ARCHIVED NEWS RELEASE
This document is provided for archival purposes only. Archived documents
do not reflect current WDFW regulations or policy and may contain factual
inaccuracies.
News release Sept. 30, 1997
The hatchery closures and cutbacks are necessary because the National Marine Fisheries Service has notified the department it appears Congress will maintain earlier Mitchell Act cuts and plans another $2.4 million reduction for fiscal year 1998. For the past two years, the Legislature appropriated supplemental state funds to maintain fish production in lower Columbia River hatcheries supported by Mitchell Act funds.

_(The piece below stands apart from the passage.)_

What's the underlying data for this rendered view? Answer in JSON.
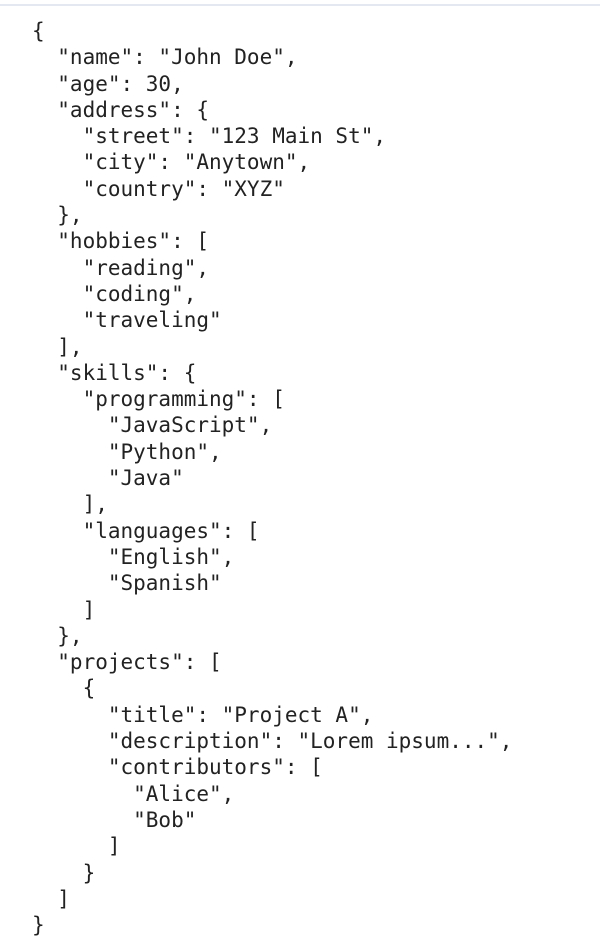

"The federal government committed itself in 1949 to provide the funding to operate these hatcheries through the enactment of the Mitchell Act. This federal commitment was enacted to partially compensate Washington for fish habitat lost with the construction of Columbia River dams," said Bern Shanks, director of the Washington Department of Fish and Wildlife.
"The Mitchell Act money helped us produce hatchery fish for tribal, recreational and commercial fisheries. The dams continue to operate but our ability to produce salmon and steelhead for rebuilding natural spawning populations and providing commercial and recreational fisheries is being severely constrained by these large federal reductions," he added.
Shanks also noted the severe reductions of hatchery production along the Columbia River will make it more difficult for the state to negotiate international harvest agreements and strains the co-management relationship the department has with tribes.
The department will have to close the Grays River, Elochoman and Fallert Creek Hatcheries and reduce production at other facilities in October unless WDFW is able to obtain more $1 million from the federal government or other sources to support them.
Shanks said the facilities annually produce almost 1.8 million coho, 7.7 million fall chinook and 500,000 spring chinook. The agency also plans to reduce the annual production of 1.1 million steelhead at the Skamania and Beaver Creek hatcheries to 900,000.
"The timing of the proposed budget reduction is especially unfortunate because it puts at risk recent progress made to provide selective fisheries in the Columbia River basin. We have been clipping hatchery coho for the past two years so that fishers could harvest them while protecting wild spawning salmon," Shanks added.
Fisheries along the Columbia already have been reduced because Oregon severely reduced its hatchery program two years ago in response to the Mitchell Act cuts. The salmon from Oregon and Washington hatcheries on the Columbia also support major fisheries in the ocean along the Washington, British Columbia and Alaskan coasts.
Shanks said the department went through a careful analysis, which included such factors as hatchery age and efficiency, to select facilities for closure.
Shanks said WDFW will attempt to transfer employees impacted by these closures and reductions to other facilities.